The Time of Our Lives
A low-budget independent film made by a now defunct video company in the late 1980s, Dirty Dancing became a sleeper hit with a huge, primarily young audience. Even twenty-five years on, the film has found millions of devoted fans around the world through TV, video, and DVD releases. In The Time of Our Lives: Dirty Dancing and Popular Culture editors Yannis Tzioumakis and Siân Lincoln bring together leading scholars of film, media, music, culture, theater, dance, and sociology to examine for the first time the global cultural phenomenon of Dirty Dancing. Tzioumakis and Lincoln begin by assessing Dirty Dancing's cultural impact in the decades since its release and introduce contributors in four sections. Essays in \"Dirty Dancing in Context\" look at the film from several perspectives, including its production and distribution history, its blending of genres, its treatment of race, and its place in the political and visual culture of the 1980s. In \"Questions of Reception, \" contributors examine the many ways that the film has been received since its release, while those in \"The Production of Nostalgia\" focus on the film's often critiqued production of an idealized past.
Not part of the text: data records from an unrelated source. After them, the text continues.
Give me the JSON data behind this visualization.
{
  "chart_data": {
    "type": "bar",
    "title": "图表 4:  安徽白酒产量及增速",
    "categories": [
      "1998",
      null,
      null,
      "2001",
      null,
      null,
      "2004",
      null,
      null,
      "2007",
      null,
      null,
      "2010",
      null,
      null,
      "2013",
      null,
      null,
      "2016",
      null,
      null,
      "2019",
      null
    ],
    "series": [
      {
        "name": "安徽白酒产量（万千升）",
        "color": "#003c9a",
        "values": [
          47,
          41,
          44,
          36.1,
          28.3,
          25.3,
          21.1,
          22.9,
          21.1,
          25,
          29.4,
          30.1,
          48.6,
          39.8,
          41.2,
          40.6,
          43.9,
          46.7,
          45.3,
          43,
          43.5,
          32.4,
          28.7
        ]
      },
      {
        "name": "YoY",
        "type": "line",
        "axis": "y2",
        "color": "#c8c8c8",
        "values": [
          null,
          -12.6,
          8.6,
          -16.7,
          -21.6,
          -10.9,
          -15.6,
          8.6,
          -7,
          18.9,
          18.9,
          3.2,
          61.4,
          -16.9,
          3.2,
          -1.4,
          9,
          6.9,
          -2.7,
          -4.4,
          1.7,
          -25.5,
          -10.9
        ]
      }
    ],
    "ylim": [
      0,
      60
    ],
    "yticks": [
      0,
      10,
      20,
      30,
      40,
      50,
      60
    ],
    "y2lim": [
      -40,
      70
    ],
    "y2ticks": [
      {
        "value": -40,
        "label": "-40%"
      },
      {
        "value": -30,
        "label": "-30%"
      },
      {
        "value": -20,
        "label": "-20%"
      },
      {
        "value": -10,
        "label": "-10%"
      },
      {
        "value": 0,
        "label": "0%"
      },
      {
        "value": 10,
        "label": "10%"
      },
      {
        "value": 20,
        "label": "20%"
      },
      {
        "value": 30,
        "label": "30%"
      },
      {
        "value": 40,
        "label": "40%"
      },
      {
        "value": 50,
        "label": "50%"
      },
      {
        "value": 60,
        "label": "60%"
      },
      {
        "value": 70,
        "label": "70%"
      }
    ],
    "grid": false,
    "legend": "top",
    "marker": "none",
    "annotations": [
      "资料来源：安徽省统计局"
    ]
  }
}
Finally, contributors in \"Beyond the Film\" examine the celebrated synergies that the film achieved in the \"high concept\" film environment of the 1980s, and the final two essays deal with the successful adaptation of the film for the stage. With the enormous cultural impact it has made over the years, Dirty Dancing offers many opportunities for thought-provoking analysis. Fans of the movie and students and scholars of cultural, performance, and film history will appreciate the insight in The Time of Our Lives.